Multiple myeloma is a clonal plasma cell neoplasm centered in the bone marrow that is associated with systemic findings and the production of monoclonal immunoglobulins (M-protein). It is the most common form of the plasma cell neoplasms mentioned in the slide above. The majority of individuals affected are older than 50 with the peak incidence around 70. Men are more frequently affected than women and there is a two-fold increase in African Americans. The diagnosis of multiple myeloma is based on the combination of clinical, radiographic, and pathologic findings.

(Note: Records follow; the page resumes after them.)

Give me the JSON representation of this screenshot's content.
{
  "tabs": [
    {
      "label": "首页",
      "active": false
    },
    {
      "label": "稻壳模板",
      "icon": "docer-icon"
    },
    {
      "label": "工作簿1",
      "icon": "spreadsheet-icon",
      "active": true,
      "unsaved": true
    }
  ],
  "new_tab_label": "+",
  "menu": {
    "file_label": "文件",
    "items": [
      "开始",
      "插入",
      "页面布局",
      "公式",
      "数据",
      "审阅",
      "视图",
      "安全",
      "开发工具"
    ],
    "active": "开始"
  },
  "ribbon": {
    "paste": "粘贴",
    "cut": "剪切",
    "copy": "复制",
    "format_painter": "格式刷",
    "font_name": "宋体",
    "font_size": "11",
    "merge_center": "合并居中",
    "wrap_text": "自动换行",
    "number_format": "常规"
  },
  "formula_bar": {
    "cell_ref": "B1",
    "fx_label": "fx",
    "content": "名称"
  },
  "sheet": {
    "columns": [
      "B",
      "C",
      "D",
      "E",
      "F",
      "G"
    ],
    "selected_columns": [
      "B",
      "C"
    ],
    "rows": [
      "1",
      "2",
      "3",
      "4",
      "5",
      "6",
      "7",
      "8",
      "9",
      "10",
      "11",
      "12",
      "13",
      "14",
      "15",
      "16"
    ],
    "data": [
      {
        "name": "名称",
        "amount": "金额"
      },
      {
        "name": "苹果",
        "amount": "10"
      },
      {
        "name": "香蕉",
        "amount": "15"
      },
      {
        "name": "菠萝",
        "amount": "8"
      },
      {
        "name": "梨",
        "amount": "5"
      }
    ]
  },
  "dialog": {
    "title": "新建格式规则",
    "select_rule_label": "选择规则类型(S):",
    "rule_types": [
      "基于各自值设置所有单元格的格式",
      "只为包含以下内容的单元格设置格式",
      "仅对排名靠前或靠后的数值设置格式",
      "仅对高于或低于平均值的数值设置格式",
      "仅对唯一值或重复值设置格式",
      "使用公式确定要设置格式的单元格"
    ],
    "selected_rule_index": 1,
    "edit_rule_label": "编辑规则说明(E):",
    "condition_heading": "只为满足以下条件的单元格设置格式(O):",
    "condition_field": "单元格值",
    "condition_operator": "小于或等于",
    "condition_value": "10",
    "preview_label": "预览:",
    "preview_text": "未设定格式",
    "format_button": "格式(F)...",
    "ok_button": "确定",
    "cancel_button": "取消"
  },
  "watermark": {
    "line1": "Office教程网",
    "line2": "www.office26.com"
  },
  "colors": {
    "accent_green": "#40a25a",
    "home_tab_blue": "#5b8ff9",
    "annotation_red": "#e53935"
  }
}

Clinically, patients have an elevated M-protein in the serum or urine. While there is no defined cutoff, patients usually have a serum IgG level >30 g/L, a serum IgA level >25 g/L, or a urine light chain production of 1 g/24hrs. Other clinical findings include hypercalcemia secondary to osteolytic lesions, renal dysfunction due to acute tubular necrosis from Ig light chains, and anemia from bone marrow infiltration and renal dysfunction.

Radiographically, patients have lytic lesions involving the axial skeleton.

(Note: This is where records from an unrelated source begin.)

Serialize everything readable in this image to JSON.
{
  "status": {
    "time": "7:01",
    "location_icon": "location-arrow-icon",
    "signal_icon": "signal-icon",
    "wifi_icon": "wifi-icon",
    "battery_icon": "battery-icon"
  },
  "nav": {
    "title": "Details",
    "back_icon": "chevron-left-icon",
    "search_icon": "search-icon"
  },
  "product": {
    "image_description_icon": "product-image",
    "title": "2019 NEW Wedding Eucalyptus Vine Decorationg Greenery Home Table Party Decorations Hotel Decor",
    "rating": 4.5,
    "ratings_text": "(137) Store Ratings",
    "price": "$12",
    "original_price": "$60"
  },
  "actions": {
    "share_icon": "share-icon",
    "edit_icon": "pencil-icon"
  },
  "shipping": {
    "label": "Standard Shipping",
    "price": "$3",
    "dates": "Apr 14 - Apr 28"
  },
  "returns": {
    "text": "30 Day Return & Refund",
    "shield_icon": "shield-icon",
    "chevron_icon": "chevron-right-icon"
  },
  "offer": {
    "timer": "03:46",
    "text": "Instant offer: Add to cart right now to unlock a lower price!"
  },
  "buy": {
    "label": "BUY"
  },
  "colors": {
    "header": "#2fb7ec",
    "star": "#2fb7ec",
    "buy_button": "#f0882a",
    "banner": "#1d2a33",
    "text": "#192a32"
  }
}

Pathologically, there is a clonal plasma cell infiltrate on bone marrow biopsy that generally exceeds 10%. Bone marrow involvement may be patchy and the distribution pattern can range from focal to interstitial to diffuse, or a combination of these. The plasma cells may vary from very immature blastic forms to fully mature plasma cells.

In addition to classic multiple myeloma, there are three clinical variants: asymptomatic (smoldering) plasma cell myeloma, non-secretory myeloma, and plasma cell leukemia. Asymptomatic myeloma is characterized by the presence of an elevated M-protein in the serum and/or >10% involvement of the bone by a clonal plasma cell population in the absence of systemic organ involvement seen in the classic form. Patients with non-secretory myeloma have all the findings of myeloma without M-proteins in the serum or urine. The plasma cell leukemia variant is characterized by the presence of a plasma cell proliferation in the peripheral blood.

CLINICAL

If patients present to their doctor with complaints, it is usually related to the multi focal involvement of myeloma. They may present with a pathologic fracture or bone pain, fatigue or infection. Patients are often diagnosed as the result of abnormal laboratory findings related to the underlying process. They may have anemia, hypercalcemia, proteinuria, elevated creatinine or other signs of kidney failure.

TREATMENT

The mainstay of therapy used to be oral chemotherapy. Now, there is a drive to incorporate autologous stem cell transplantation into the treatment if eligible.

PROGNOSIS

The median survival is 3-4 years for patients with symptomatic myeloma. There are two different staging systems for multiple myeloma: the Durie-Salmon staging system and the International Staging System (ISS). The Durie-Salmon system stages individuals based on the M-protein level, extent of lytic bone lesions, and the blood and serum hemoglobin, calcium and creatinine levels. The ISS looks at the serum beta2-microglobulin and serum albumin levels. In addition to the clinical staging, abnormal cytogenetic finding (especially deletion of chromosome 13 or hypodiploidy) have negative prognostic implications. Other findings that decrease the median survival include t(4;14), t(14;16), t(14;20), and deletion of 17p on FISH.

RELATED DIAGNOSES

Osseous : Plasmacytoma

Osseous : Plasmacytoma

REFERENCES

Mills SE, ed. Sternberg's Diagnostic Surgical Pathology. 5th ed. Philadelphia, PA: Lippincoott Williams & Wilkins; 2009: 657-60.

Rosai, J. Rosai and Ackerman’s Surgical Pathology, 10th Ed. Philadelphia, PA: Elsevier; 2011: 1980-3.

Swerdlow SH, Campo E, Harris NL, Jaffe ES, Pileri SA, Stein H, Thiele J, Vardiman JW (Eds). WHO Classification of Tumours of Haematopoietic and Lymphoid Tissues. Lyon: IRAC Press; 2008: 200-8.

The International Myeloma Working Group. Criteria for the classification of monoclonal gammopathies, multiple myeloma and related disorders: a report of the International Myeloma Working Group. British Journal of Haematology. 2003;121:749–57.